In a statement, Medford Police Lt. Geoff Kirkpatrick said that officials at Asante Rogue Regional Medical Center in Medford reported to police early last month that they believed a former employee had stolen medication. “There was concern that this behavior resulted in adverse patient care, though the extent of the impact on those patients is yet to be determined,” the statement said.
In a phone interview with AP, Kirkpatrick declined to confirm whether deaths resulted from the medication theft or tampering, saying, “We’re investigating whether or not that behavior led to adverse patient care, which could be death, could be all sorts of other forms or things. … We don’t know that that resulted in deaths.”
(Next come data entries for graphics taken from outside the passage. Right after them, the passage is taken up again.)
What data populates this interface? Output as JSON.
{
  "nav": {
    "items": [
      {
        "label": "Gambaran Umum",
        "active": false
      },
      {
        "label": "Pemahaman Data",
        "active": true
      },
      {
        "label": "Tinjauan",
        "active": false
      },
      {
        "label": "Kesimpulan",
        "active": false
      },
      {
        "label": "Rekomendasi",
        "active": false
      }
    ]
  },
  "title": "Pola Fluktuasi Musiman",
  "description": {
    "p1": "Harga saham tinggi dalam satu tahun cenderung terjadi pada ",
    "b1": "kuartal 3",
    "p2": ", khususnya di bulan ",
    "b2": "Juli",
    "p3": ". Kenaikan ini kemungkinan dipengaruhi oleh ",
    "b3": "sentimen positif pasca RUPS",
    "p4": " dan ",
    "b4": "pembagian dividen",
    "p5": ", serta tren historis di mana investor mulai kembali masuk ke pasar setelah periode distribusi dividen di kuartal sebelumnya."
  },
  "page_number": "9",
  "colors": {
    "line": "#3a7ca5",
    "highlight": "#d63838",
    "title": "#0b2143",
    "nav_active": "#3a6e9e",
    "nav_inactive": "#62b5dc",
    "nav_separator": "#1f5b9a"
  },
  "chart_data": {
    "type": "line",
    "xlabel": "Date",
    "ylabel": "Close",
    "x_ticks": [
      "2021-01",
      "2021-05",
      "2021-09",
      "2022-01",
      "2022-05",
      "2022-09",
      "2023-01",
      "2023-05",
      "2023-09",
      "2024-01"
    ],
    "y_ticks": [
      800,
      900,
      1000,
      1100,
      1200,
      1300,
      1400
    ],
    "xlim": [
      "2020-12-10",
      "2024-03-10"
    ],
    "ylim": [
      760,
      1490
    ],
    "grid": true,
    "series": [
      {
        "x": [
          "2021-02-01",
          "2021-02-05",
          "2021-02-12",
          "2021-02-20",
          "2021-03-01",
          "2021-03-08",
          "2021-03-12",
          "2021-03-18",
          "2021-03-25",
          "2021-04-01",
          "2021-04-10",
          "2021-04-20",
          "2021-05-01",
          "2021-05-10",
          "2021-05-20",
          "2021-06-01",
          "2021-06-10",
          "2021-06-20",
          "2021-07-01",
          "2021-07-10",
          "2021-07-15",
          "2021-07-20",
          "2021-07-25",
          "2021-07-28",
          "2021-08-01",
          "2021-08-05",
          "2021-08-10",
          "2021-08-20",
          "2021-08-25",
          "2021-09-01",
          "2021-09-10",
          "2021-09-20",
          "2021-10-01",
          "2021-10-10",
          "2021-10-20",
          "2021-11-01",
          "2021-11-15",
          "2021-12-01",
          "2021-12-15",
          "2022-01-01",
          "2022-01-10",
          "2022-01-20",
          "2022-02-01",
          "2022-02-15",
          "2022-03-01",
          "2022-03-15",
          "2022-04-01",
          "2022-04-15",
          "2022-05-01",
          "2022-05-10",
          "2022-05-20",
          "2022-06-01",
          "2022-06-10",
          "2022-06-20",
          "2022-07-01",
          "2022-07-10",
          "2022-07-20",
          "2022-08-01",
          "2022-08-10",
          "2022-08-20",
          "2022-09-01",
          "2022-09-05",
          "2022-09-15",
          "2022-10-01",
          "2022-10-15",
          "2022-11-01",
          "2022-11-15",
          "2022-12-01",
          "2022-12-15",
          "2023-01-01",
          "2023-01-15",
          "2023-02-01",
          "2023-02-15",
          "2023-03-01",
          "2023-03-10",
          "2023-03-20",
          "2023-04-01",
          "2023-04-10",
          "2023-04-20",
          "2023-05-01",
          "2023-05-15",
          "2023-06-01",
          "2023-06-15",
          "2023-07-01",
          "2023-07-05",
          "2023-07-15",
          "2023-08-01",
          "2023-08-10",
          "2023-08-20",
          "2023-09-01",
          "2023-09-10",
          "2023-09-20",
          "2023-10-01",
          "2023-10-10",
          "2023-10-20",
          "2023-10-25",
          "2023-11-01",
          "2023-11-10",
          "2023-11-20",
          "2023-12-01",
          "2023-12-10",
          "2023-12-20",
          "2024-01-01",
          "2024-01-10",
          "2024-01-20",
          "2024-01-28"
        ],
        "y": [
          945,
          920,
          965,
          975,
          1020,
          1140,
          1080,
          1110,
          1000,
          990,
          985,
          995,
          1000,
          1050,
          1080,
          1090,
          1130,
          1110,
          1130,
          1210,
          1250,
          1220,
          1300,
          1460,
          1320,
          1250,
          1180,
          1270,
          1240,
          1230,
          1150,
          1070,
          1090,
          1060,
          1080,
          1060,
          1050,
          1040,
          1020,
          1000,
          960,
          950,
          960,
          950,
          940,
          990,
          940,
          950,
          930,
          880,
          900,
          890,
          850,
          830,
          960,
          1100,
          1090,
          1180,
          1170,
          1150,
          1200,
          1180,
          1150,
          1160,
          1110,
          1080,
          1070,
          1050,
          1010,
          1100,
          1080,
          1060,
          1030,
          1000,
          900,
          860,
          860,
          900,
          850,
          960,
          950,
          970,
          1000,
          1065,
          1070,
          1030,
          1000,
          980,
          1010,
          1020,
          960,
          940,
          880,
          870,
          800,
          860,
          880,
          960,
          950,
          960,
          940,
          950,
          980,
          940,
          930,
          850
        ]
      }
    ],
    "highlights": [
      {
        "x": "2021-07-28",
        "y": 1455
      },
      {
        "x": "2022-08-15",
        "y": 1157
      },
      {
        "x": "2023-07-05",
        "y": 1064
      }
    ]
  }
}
The police said the department received numerous calls from individuals asking if they or a family member might have been affected. Asante told police it had identified any patients who were and has notified or is notifying them or their families. Neither the hospital nor police would provide further information, and there were no indications an arrest had been made. “We were distressed to learn of this issue,” Asante said in a statement. “We reported it to law enforcement and are working closely with them.”
In a statement released on Wednesday, the Oregon Health Authority said that it was aware of reports of an Asante nurse “alleged to have tampered with pharmaceutical fentanyl used to treat severe pain and introduced tap water in patients’ intravenous lines.” It also confirmed it was investigating “reports that the incidents led to health care-associated infections that severely injured, and may have caused the deaths of, several patients.”
Earlier this week, The Rogue Valley Times reported that the families of two patients — 36-year-old Samuel Allison, who died in November 2022, and 74-year-old Barry Samsten, who died in July — said hospital officials notified them that the deaths were due to infections resulting from their pain medication being replaced with non-sterile tap water.